- Directed by: Karen Shakhnazarov
- Written by: Ekaterina Kochetkova; Elena Podrez; Karen Shakhnazarov;
- Based on: The Sign of Four by Arthur Conan Doyle
- Produced by: Karen Shakhnazarov; Galina Shadur;
- Starring: Konstantin Kryukov; Mikhail Porechenkov; Alexander Oleshko; Ivan Kolesnikov; Aleksei Vertkov; Anfisa Chernykh;
- Cinematography: Oleg Lukichyov
- Edited by: Irina Kozhemyakina
- Music by: Yuri Poteyenko
- Production companies: Kuryer Film Studio; Mosfilm;
- Distributed by: KaroRental
- Release date: May 18, 2023 (Russia);
- Running time: 129 minutes
- Country: Russia
- Language: Russian
- Budget: ₽200 million
- Box office: ₽105.6 million; $1.155.594;

= Khitrovka. The Sign of Four =

Khitrovka. The Sign of Four (Хитровка. Знак четырёх) is a 2023 Russian mystery film directed by Karen Shakhnazarov about the theatrical bohemians of the early 20th century and the inhabitants of the Khitrovka slums. It stars Konstantin Kryukov, Mikhail Porechenkov and Alexander Oleshko. The film is based on the works of Vladimir Gilyarovsky and Arthur Conan Doyle's novel The Sign of Four.

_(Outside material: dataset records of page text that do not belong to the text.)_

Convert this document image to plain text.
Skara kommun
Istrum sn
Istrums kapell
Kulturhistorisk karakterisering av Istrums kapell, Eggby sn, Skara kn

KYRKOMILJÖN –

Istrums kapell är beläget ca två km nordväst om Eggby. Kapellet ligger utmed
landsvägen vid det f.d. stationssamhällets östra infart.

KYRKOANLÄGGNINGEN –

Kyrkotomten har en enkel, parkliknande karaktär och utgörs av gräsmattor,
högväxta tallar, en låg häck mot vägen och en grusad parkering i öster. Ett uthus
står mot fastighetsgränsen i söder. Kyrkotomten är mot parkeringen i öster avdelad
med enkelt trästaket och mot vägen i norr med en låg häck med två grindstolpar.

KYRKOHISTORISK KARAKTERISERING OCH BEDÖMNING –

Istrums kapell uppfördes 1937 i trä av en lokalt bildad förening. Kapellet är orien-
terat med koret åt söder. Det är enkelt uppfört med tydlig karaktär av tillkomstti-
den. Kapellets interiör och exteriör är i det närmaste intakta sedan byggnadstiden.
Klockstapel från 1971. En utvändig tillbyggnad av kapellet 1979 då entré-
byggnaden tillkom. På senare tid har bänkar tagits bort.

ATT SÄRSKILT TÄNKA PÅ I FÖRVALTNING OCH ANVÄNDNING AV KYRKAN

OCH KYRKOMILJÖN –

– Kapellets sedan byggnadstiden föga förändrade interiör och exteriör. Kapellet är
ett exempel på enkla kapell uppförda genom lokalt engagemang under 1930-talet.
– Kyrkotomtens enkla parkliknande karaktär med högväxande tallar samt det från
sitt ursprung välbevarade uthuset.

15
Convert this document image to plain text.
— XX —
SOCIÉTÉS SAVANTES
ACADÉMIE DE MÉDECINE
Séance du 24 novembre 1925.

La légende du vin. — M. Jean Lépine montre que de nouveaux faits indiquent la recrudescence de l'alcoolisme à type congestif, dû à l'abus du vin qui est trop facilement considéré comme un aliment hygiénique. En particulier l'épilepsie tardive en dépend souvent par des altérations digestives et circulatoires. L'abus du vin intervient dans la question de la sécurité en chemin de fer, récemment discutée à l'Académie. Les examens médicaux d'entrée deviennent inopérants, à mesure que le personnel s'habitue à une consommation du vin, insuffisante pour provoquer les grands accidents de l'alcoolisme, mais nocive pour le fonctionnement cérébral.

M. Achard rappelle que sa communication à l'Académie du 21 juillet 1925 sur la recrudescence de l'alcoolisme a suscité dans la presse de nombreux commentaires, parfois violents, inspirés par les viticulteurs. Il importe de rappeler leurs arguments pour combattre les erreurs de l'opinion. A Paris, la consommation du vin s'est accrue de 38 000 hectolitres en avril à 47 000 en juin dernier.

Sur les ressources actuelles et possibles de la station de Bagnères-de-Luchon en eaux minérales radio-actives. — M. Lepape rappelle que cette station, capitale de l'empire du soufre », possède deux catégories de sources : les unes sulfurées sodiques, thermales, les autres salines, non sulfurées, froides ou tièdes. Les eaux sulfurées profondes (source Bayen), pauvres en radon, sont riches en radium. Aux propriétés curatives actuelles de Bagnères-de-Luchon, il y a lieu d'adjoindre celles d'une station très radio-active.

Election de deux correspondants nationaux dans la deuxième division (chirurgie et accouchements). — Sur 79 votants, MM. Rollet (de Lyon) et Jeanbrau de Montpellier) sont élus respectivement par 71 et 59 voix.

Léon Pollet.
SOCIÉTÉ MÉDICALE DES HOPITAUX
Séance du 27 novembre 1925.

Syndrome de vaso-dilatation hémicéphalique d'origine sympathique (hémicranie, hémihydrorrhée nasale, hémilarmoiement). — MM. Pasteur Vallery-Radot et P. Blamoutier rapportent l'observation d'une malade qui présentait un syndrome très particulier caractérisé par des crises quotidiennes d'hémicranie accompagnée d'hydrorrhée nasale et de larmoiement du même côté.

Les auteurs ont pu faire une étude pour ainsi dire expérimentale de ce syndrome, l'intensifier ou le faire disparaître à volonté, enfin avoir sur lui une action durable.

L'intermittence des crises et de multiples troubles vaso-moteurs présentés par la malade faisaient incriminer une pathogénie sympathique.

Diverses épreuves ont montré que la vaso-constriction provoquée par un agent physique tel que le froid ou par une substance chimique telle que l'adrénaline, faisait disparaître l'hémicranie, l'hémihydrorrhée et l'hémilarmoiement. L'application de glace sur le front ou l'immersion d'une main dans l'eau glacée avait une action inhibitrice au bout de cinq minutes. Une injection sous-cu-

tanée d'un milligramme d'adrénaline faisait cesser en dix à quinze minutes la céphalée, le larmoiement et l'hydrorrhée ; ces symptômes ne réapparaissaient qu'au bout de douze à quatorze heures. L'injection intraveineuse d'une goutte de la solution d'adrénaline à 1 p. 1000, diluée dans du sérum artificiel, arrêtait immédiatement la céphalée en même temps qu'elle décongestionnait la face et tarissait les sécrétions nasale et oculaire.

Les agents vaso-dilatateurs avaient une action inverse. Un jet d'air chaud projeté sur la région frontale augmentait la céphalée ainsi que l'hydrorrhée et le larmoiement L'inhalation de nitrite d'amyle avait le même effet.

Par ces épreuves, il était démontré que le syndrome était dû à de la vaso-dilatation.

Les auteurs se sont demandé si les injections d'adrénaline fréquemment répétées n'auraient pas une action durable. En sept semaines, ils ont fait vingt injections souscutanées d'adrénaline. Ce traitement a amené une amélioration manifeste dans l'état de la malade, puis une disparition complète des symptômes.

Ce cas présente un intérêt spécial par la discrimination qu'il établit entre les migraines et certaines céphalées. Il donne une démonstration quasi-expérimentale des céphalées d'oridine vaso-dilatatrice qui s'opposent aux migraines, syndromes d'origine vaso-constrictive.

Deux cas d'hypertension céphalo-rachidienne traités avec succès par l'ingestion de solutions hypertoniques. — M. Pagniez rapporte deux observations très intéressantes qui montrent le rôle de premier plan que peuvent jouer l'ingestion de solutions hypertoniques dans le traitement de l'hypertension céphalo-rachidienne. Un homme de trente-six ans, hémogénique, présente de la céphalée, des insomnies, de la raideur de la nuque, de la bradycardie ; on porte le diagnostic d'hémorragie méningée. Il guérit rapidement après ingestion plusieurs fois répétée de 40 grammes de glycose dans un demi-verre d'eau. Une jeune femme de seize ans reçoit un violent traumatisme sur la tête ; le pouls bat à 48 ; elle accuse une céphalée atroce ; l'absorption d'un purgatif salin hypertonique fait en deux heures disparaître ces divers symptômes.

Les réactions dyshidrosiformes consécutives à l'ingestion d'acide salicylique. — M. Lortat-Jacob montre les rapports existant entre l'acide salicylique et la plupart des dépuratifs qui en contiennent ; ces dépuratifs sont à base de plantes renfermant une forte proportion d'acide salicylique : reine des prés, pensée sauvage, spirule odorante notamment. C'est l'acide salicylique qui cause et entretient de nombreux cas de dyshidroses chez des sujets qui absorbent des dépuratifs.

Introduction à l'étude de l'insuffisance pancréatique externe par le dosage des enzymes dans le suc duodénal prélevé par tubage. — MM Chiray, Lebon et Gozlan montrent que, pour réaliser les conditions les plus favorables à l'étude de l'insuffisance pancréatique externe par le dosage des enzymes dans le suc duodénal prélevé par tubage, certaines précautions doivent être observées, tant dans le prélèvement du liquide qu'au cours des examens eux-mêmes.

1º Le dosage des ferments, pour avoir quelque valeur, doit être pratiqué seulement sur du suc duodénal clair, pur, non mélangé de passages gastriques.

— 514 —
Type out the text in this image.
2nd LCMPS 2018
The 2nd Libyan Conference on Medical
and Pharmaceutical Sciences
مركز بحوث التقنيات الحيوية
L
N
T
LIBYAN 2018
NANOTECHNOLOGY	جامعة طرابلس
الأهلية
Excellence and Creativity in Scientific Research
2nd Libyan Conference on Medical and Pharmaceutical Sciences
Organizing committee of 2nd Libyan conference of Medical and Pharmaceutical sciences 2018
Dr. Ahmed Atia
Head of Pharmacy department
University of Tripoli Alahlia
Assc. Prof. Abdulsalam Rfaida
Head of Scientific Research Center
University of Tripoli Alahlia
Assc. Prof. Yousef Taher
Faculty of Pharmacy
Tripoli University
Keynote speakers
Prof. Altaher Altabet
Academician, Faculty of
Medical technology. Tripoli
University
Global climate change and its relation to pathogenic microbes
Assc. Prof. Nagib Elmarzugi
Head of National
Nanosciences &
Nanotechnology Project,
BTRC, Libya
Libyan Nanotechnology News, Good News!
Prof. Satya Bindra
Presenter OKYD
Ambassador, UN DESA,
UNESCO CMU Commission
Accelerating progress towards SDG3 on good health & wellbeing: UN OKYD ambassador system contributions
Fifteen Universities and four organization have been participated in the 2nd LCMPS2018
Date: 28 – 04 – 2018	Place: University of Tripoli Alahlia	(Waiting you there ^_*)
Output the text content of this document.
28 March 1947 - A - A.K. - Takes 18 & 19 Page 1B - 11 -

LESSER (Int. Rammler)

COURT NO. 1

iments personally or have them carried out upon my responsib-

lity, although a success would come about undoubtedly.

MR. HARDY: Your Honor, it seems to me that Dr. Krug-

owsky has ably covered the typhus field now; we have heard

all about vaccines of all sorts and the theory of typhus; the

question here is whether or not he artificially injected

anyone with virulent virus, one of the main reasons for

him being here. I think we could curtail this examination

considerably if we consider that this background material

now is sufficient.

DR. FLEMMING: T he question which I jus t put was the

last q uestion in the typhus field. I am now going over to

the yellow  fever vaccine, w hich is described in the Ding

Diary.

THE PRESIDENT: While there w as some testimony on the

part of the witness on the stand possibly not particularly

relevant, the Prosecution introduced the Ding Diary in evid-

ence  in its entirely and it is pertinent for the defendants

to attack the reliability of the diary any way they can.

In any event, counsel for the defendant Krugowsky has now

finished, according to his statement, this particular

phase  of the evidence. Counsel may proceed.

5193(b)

This film was theatrically released on May 18, 2023, by "KaroRental" Film Distribution.

== Plot ==
The film takes place in Moscow in 1902, when director Konstantin Stanislavsky is looking for inspiration to stage a new play and, together with Vladimir Gilyarovsky, a connoisseur of the capital's slums, goes to the criminal Khitrovka and gets involved in the investigation into the murder of a local resident with a dark past.

== Cast ==
- Konstantin Kryukov as Konstantin Stanislavsky (Konstantin Stanislavski in English)
- Mikhail Porechenkov as Vladimir Gilyarovsky
- Alexander Oleshko as Vladimir Nemirovich-Danchenko
- Ivan Kolesnikov as Anton Chekhov
- Anfisa Chernykh as Ksenia, a thief nicknamed "The Princess"
- Alexey Vertkov as "The Englishman"
- Boris Kamorzin as Testov, owner of an antique shop
- Yevgeny Stychkin as Rudnikov, an official of the Moscow detective police
- Stanislav Eventov as Professor Strassenmeier
- Ayub Tsingiev as Raja
- Vasant Balan as Sanjit, Raja's nephew

== Production ==
Karen Shakhnazarov's film is a free adaptation of Arthur Conan Doyle's Sherlock Holmes novel The Sign of the Four (1890). Holmes and related characters are omitted from the film, and the setting is changed from Victorian London to early 1900s Russia.